Deve-se notar que o elemento água é usado frequentemente no filme, para simbolizar o destino, para o bem e para o mal: Jonathan fica feliz de sair de sua cidade, onde as águas retornam sempre ao mesmo lugar, e ir a Transilvânia; Lucy diz que todos estão condenados porque os rios continuam correndo sem eles, e a morte é a única certeza.

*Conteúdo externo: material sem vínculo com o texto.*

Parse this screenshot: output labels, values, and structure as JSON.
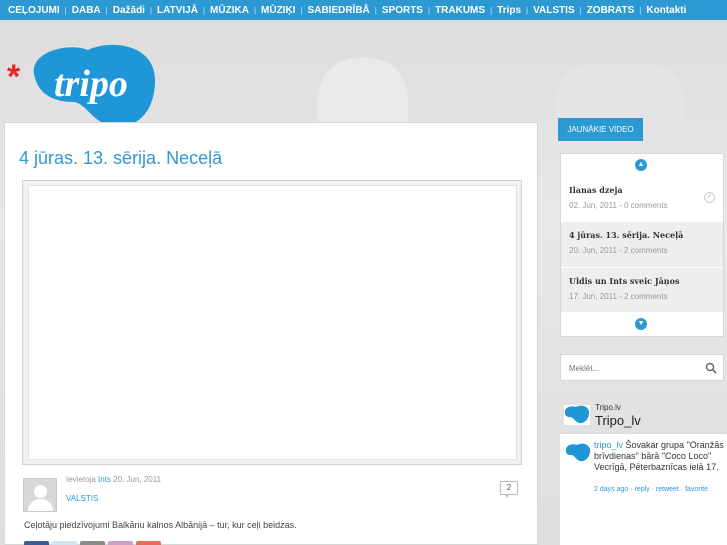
{
  "nav": {
    "items": [
      "CEĻOJUMI",
      "DABA",
      "Dažādi",
      "LATVIJĀ",
      "MŪZIKA",
      "MŪZIĶI",
      "SABIEDRĪBĀ",
      "SPORTS",
      "TRAKUMS",
      "Trips",
      "VALSTIS",
      "ZOBRATS",
      "Kontakti"
    ],
    "separator": "|"
  },
  "logo": {
    "star": "*",
    "text": "tripo"
  },
  "post": {
    "title": "4 jūras. 13. sērija. Neceļā",
    "meta_prefix": "Ievietoja",
    "author": "Ints",
    "date": "20. Jun, 2011",
    "category": "VALSTIS",
    "comment_count": "2",
    "excerpt": "Ceļotāju piedzīvojumi Balkānu kalnos Albānijā – tur, kur ceļi beidzas."
  },
  "sidebar": {
    "latest_title": "JAUNĀKIE VIDEO",
    "videos": [
      {
        "title": "Ilanas dzeja",
        "date": "02. Jun, 2011 - 0 comments"
      },
      {
        "title": "4 jūras. 13. sērija. Neceļā",
        "date": "20. Jun, 2011 - 2 comments"
      },
      {
        "title": "Uldis un Ints sveic Jāņos",
        "date": "17. Jun, 2011 - 2 comments"
      }
    ],
    "search_placeholder": "Meklēt..."
  },
  "twitter": {
    "handle_small": "Tripo.lv",
    "name": "Tripo_lv",
    "tweet_user": "tripo_lv",
    "tweet_text": "Šovakar grupa \"Oranžās brīvdienas\" bārā \"Coco Loco\" Vecrīgā, Pēterbaznīcas ielā 17.",
    "tweet_time": "2 days ago",
    "reply": "reply",
    "retweet": "retweet",
    "favorite": "favorite"
  },
  "colors": {
    "accent": "#2c99d3",
    "logo_red": "#e8262b",
    "logo_blue": "#1f97d6"
  },
  "icons": [
    "arrow-up-icon",
    "arrow-down-icon",
    "check-icon",
    "search-icon",
    "tripo-bird-icon",
    "default-avatar-icon"
  ]
}
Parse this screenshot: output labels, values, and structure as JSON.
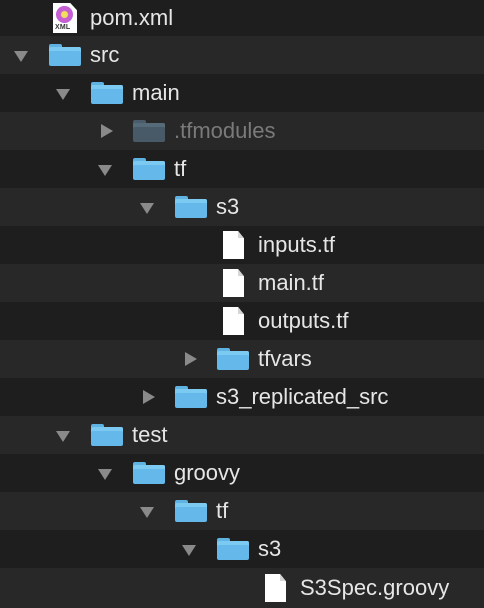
{
  "tree": {
    "pom": {
      "name": "pom.xml",
      "icon": "xml-file-icon",
      "badge": "XML"
    },
    "src": {
      "name": "src",
      "icon": "folder-icon",
      "expanded": true
    },
    "main": {
      "name": "main",
      "icon": "folder-icon",
      "expanded": true
    },
    "tfmodules": {
      "name": ".tfmodules",
      "icon": "folder-icon",
      "expanded": false,
      "hidden": true
    },
    "tf": {
      "name": "tf",
      "icon": "folder-icon",
      "expanded": true
    },
    "s3": {
      "name": "s3",
      "icon": "folder-icon",
      "expanded": true
    },
    "inputs": {
      "name": "inputs.tf",
      "icon": "document-icon"
    },
    "maintf": {
      "name": "main.tf",
      "icon": "document-icon"
    },
    "outputs": {
      "name": "outputs.tf",
      "icon": "document-icon"
    },
    "tfvars": {
      "name": "tfvars",
      "icon": "folder-icon",
      "expanded": false
    },
    "s3_replicated_src": {
      "name": "s3_replicated_src",
      "icon": "folder-icon",
      "expanded": false
    },
    "test": {
      "name": "test",
      "icon": "folder-icon",
      "expanded": true
    },
    "groovy": {
      "name": "groovy",
      "icon": "folder-icon",
      "expanded": true
    },
    "test_tf": {
      "name": "tf",
      "icon": "folder-icon",
      "expanded": true
    },
    "test_s3": {
      "name": "s3",
      "icon": "folder-icon",
      "expanded": true
    },
    "s3spec": {
      "name": "S3Spec.groovy",
      "icon": "document-icon"
    }
  },
  "colors": {
    "background": "#1e1e1e",
    "stripe": "#282828",
    "folder": "#65b9ea",
    "text": "#e6e6e6",
    "dim_text": "#7a7a7a",
    "disclosure": "#8a8a8a"
  }
}
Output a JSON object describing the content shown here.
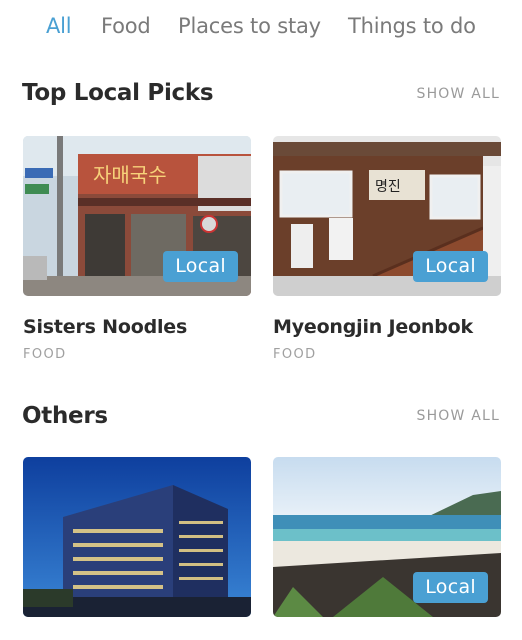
{
  "tabs": [
    {
      "label": "All"
    },
    {
      "label": "Food"
    },
    {
      "label": "Places to stay"
    },
    {
      "label": "Things to do"
    }
  ],
  "colors": {
    "accent": "#4aa0d3",
    "text": "#2b2b2b",
    "muted": "#9a9a9a"
  },
  "top_picks": {
    "title": "Top Local Picks",
    "show_all": "SHOW ALL",
    "cards": [
      {
        "name": "Sisters Noodles",
        "category": "FOOD",
        "badge": "Local"
      },
      {
        "name": "Myeongjin Jeonbok",
        "category": "FOOD",
        "badge": "Local"
      }
    ]
  },
  "others": {
    "title": "Others",
    "show_all": "SHOW ALL",
    "cards": [
      {
        "badge": null
      },
      {
        "badge": "Local"
      }
    ]
  }
}
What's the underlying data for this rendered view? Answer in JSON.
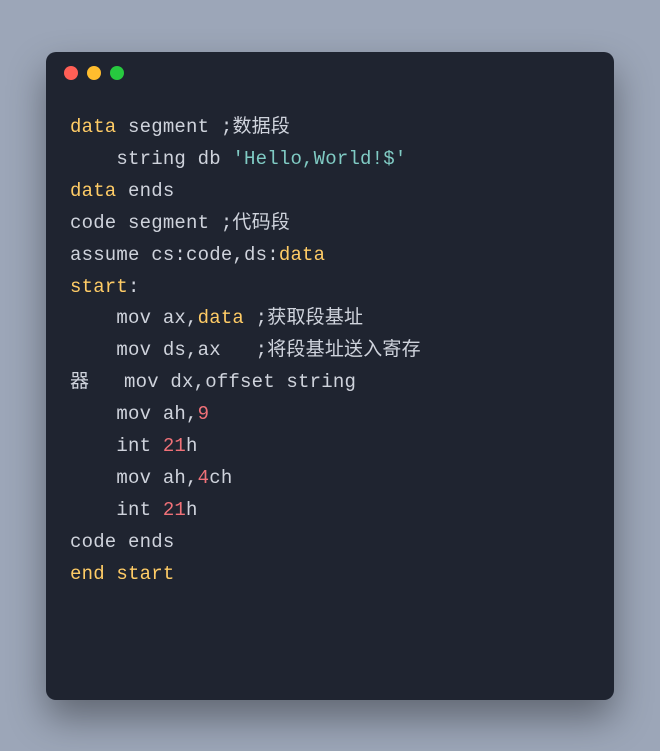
{
  "colors": {
    "background": "#9ca6b8",
    "window": "#1f2430",
    "text": "#cfd3dc",
    "keyword": "#ffcc66",
    "string": "#80cbc4",
    "number": "#f07178",
    "traffic_red": "#ff5f56",
    "traffic_yellow": "#ffbd2e",
    "traffic_green": "#27c93f"
  },
  "traffic_lights": [
    "close",
    "minimize",
    "zoom"
  ],
  "code": {
    "language": "x86-assembly",
    "raw": "data segment ;数据段\n    string db 'Hello,World!$'\ndata ends\ncode segment ;代码段\nassume cs:code,ds:data\nstart:\n    mov ax,data ;获取段基址\n    mov ds,ax   ;将段基址送入寄存\n器   mov dx,offset string\n    mov ah,9\n    int 21h\n    mov ah,4ch\n    int 21h\ncode ends\nend start",
    "tokens": [
      [
        {
          "t": "data",
          "c": "kw"
        },
        {
          "t": " segment ;数据段",
          "c": "comment"
        }
      ],
      [
        {
          "t": "    string db ",
          "c": ""
        },
        {
          "t": "'Hello,World!$'",
          "c": "string"
        }
      ],
      [
        {
          "t": "data",
          "c": "kw"
        },
        {
          "t": " ends",
          "c": ""
        }
      ],
      [
        {
          "t": "code segment ;代码段",
          "c": "comment"
        }
      ],
      [
        {
          "t": "assume cs:code,ds:",
          "c": ""
        },
        {
          "t": "data",
          "c": "kw"
        }
      ],
      [
        {
          "t": "start",
          "c": "kw"
        },
        {
          "t": ":",
          "c": ""
        }
      ],
      [
        {
          "t": "    mov ax,",
          "c": ""
        },
        {
          "t": "data",
          "c": "kw"
        },
        {
          "t": " ;获取段基址",
          "c": "comment"
        }
      ],
      [
        {
          "t": "    mov ds,ax   ;将段基址送入寄存",
          "c": "comment"
        }
      ],
      [
        {
          "t": "器   mov dx,offset string",
          "c": ""
        }
      ],
      [
        {
          "t": "    mov ah,",
          "c": ""
        },
        {
          "t": "9",
          "c": "num"
        }
      ],
      [
        {
          "t": "    int ",
          "c": ""
        },
        {
          "t": "21",
          "c": "num"
        },
        {
          "t": "h",
          "c": ""
        }
      ],
      [
        {
          "t": "    mov ah,",
          "c": ""
        },
        {
          "t": "4",
          "c": "num"
        },
        {
          "t": "ch",
          "c": ""
        }
      ],
      [
        {
          "t": "    int ",
          "c": ""
        },
        {
          "t": "21",
          "c": "num"
        },
        {
          "t": "h",
          "c": ""
        }
      ],
      [
        {
          "t": "code ends",
          "c": ""
        }
      ],
      [
        {
          "t": "end",
          "c": "kw"
        },
        {
          "t": " ",
          "c": ""
        },
        {
          "t": "start",
          "c": "kw"
        }
      ]
    ]
  }
}
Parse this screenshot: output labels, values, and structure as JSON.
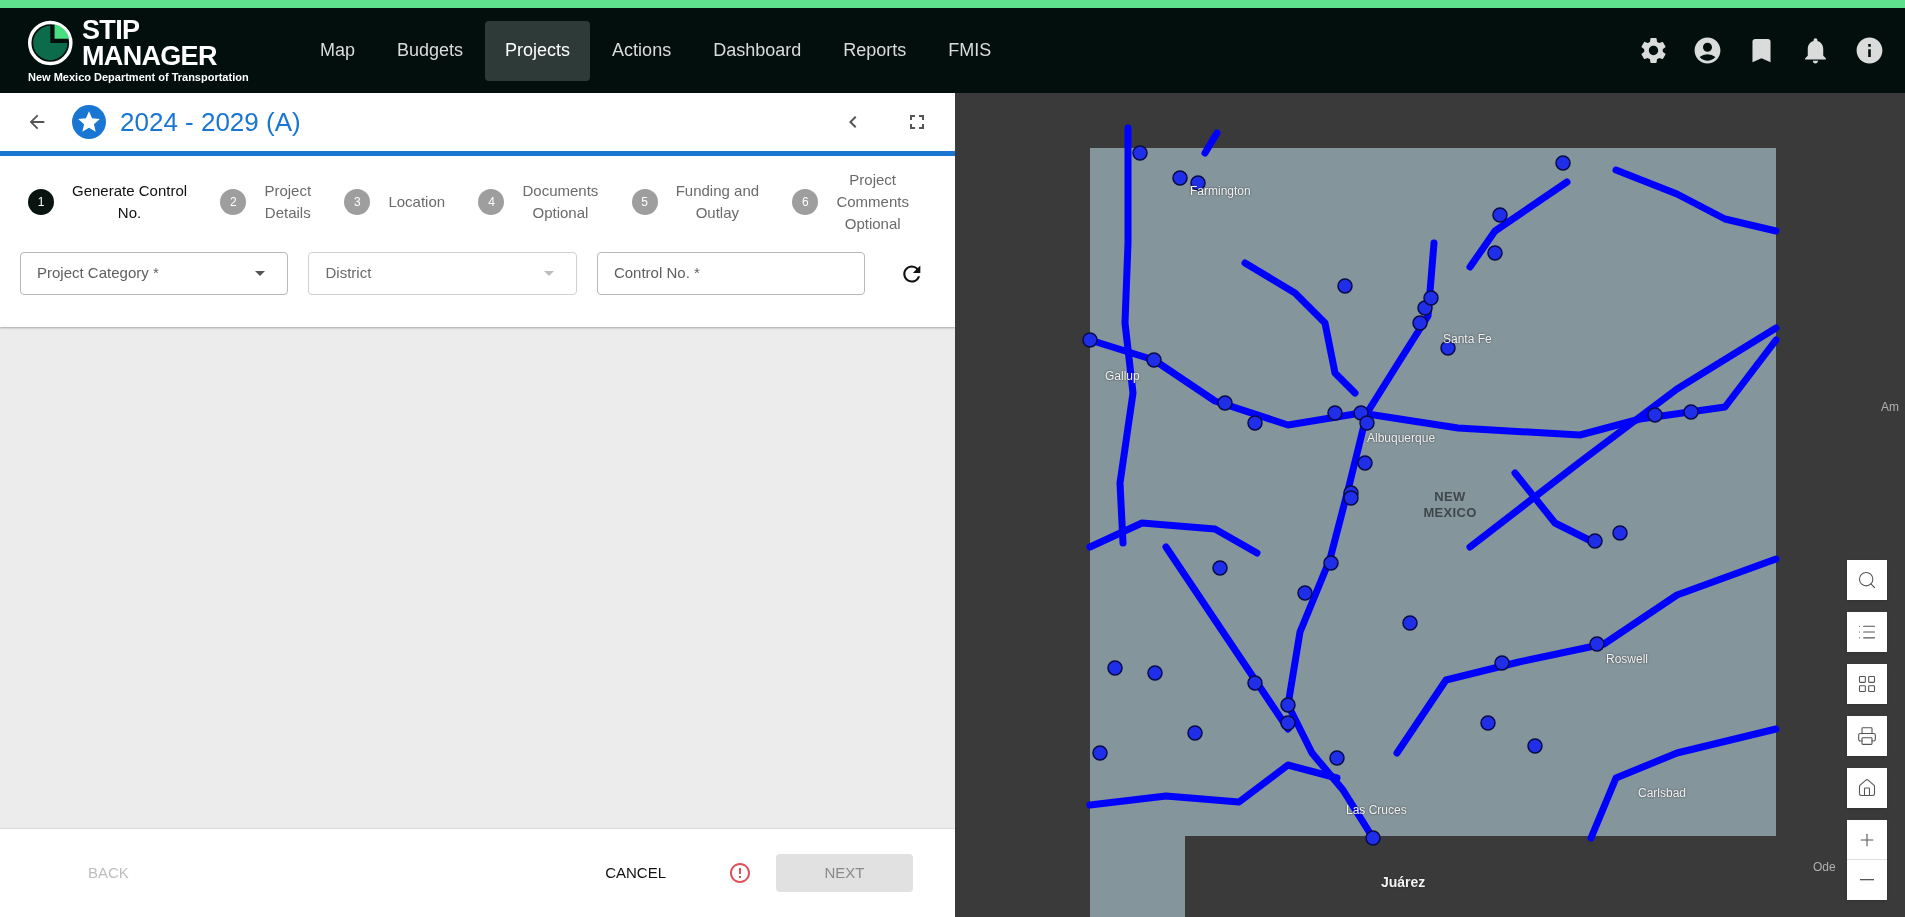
{
  "app": {
    "logo_line1": "STIP",
    "logo_line2": "MANAGER",
    "logo_subtitle": "New Mexico Department of Transportation"
  },
  "nav": [
    {
      "label": "Map",
      "selected": false
    },
    {
      "label": "Budgets",
      "selected": false
    },
    {
      "label": "Projects",
      "selected": true
    },
    {
      "label": "Actions",
      "selected": false
    },
    {
      "label": "Dashboard",
      "selected": false
    },
    {
      "label": "Reports",
      "selected": false
    },
    {
      "label": "FMIS",
      "selected": false
    }
  ],
  "panel": {
    "title": "2024 - 2029 (A)"
  },
  "steps": [
    {
      "number": "1",
      "lines": [
        "Generate Control",
        "No."
      ],
      "selected": true
    },
    {
      "number": "2",
      "lines": [
        "Project",
        "Details"
      ],
      "selected": false
    },
    {
      "number": "3",
      "lines": [
        "Location"
      ],
      "selected": false
    },
    {
      "number": "4",
      "lines": [
        "Documents",
        "Optional"
      ],
      "selected": false
    },
    {
      "number": "5",
      "lines": [
        "Funding and",
        "Outlay"
      ],
      "selected": false
    },
    {
      "number": "6",
      "lines": [
        "Project",
        "Comments",
        "Optional"
      ],
      "selected": false
    }
  ],
  "fields": [
    {
      "placeholder": "Project Category *",
      "kind": "select",
      "disabled": false
    },
    {
      "placeholder": "District",
      "kind": "select",
      "disabled": true
    },
    {
      "placeholder": "Control No. *",
      "kind": "text",
      "disabled": false
    }
  ],
  "footer": {
    "back": {
      "label": "BACK",
      "disabled": true
    },
    "cancel": {
      "label": "CANCEL"
    },
    "error": true,
    "next": {
      "label": "NEXT",
      "disabled": true
    }
  },
  "map_labels": [
    {
      "text": "Farmington",
      "kind": "city"
    },
    {
      "text": "Gallup",
      "kind": "city"
    },
    {
      "text": "Santa Fe",
      "kind": "city"
    },
    {
      "text": "Albuquerque",
      "kind": "city"
    },
    {
      "text": "NEW MEXICO",
      "kind": "state"
    },
    {
      "text": "Roswell",
      "kind": "city"
    },
    {
      "text": "Las Cruces",
      "kind": "city"
    },
    {
      "text": "Carlsbad",
      "kind": "city"
    },
    {
      "text": "Juárez",
      "kind": "major"
    },
    {
      "text": "Am",
      "kind": "faint"
    },
    {
      "text": "Ode",
      "kind": "faint"
    }
  ]
}
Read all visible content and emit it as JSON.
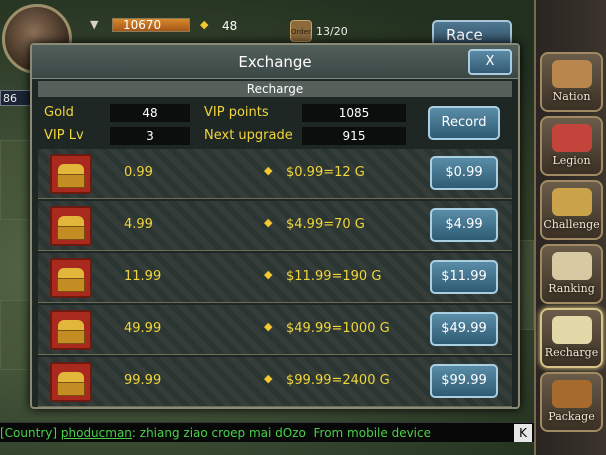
{
  "topbar": {
    "player_level": "86",
    "silver": "10670",
    "gold": "48",
    "building_icon_text": "Order",
    "building_count": "13/20",
    "race_label": "Race"
  },
  "dialog": {
    "title": "Exchange",
    "close_label": "X",
    "section_label": "Recharge",
    "summary": {
      "gold_label": "Gold",
      "gold_value": "48",
      "vip_points_label": "VIP points",
      "vip_points_value": "1085",
      "vip_lv_label": "VIP Lv",
      "vip_lv_value": "3",
      "next_upgrade_label": "Next upgrade",
      "next_upgrade_value": "915",
      "record_label": "Record"
    },
    "rows": [
      {
        "price": "0.99",
        "rate": "$0.99=12 G",
        "button": "$0.99"
      },
      {
        "price": "4.99",
        "rate": "$4.99=70 G",
        "button": "$4.99"
      },
      {
        "price": "11.99",
        "rate": "$11.99=190 G",
        "button": "$11.99"
      },
      {
        "price": "49.99",
        "rate": "$49.99=1000 G",
        "button": "$49.99"
      },
      {
        "price": "99.99",
        "rate": "$99.99=2400 G",
        "button": "$99.99"
      }
    ]
  },
  "menu": [
    {
      "label": "Nation",
      "icon": "nation-icon",
      "color": "#b9874d"
    },
    {
      "label": "Legion",
      "icon": "legion-icon",
      "color": "#c2443a"
    },
    {
      "label": "Challenge",
      "icon": "challenge-icon",
      "color": "#c9a24a"
    },
    {
      "label": "Ranking",
      "icon": "ranking-icon",
      "color": "#d7c9a2"
    },
    {
      "label": "Recharge",
      "icon": "recharge-icon",
      "color": "#e3d9a8"
    },
    {
      "label": "Package",
      "icon": "package-icon",
      "color": "#a66a2c"
    }
  ],
  "chat": {
    "channel": "[Country]",
    "user": "phoducman",
    "message": ": zhiang ziao croep mai dOzo",
    "suffix": "From mobile device",
    "toggle": "K"
  },
  "colors": {
    "label_yellow": "#f1d63c",
    "button_blue": "#2e5b73",
    "chat_green": "#49d14a"
  }
}
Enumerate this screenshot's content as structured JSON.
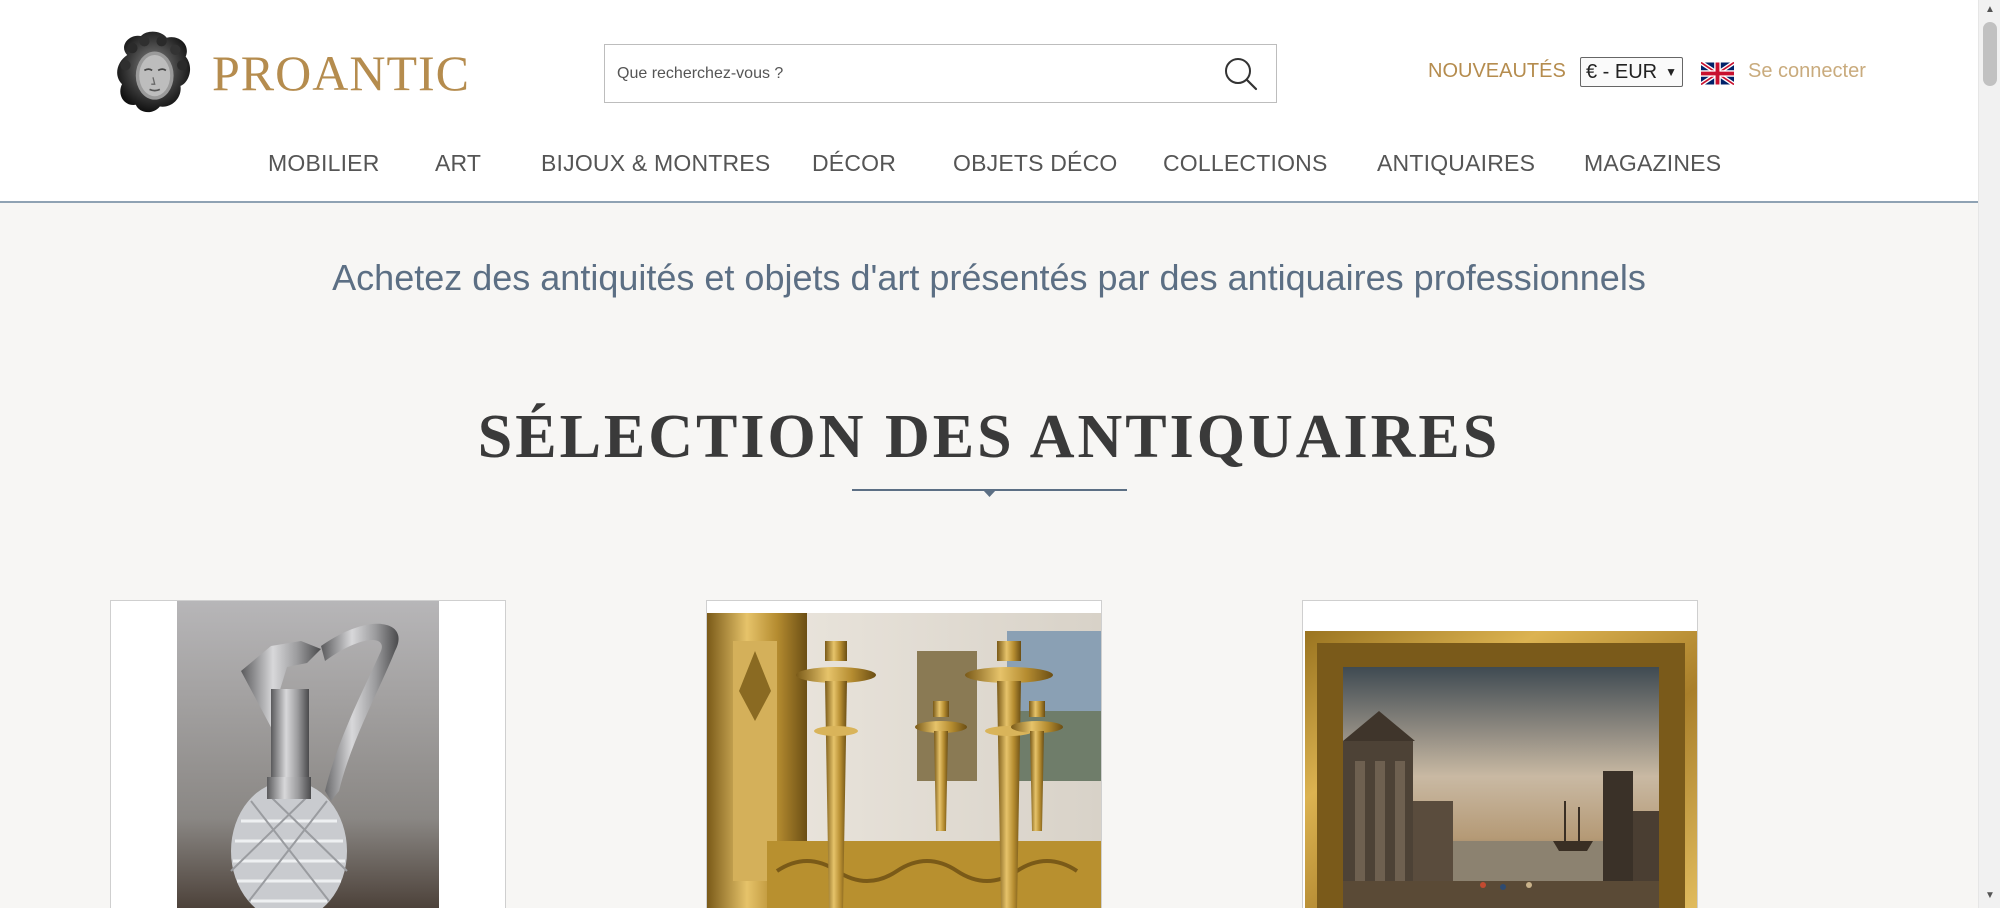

O triângulo (des)amoroso do filme, entre sonho e realidade, amor e morte, se origina da falta de paixão, da impossibilidade de mudar esse curso d’água que é o destino. Todos estão nas mãos de Drácula (até ele mesmo, em sua solitude), que é a escuridão, o mal, a decrepitude, e por que não, a monotonia do não-ser.
Vampiro amargurado |
Como em tantos filmes do diretor, trata-se da inútil luta do ser humano consigo mesmo e com a existência. Nosferatu é obviamente um protagonista herzogiano de tão inadequado, deslocado. E o casal, cada um a seu modo, traz essa desgraça para si, para fazer emergir essa infelicidade, esse horror instintivo que ambos trazem consigo.
Ambos abraçam a destruição ao mesmo tempo em que tentam evitá-la, e o destino do vampiro no final das contas é tão-somente a afirmação de que não se pode enganar a morte: Nosferatu perece, mas ainda vive, em outro corpo, em outra forma.
Festim diabólico |
Não há exatamente redenção, são todos incapazes de se realizar ou realizar algo. Do início, com as múmias que servem de memento mori e o voo lento e silencioso do morcego, até o final, em que todos se entregam – Jonathan à loucura e perdição, Lucy ao vampiro e Drácula à destruição.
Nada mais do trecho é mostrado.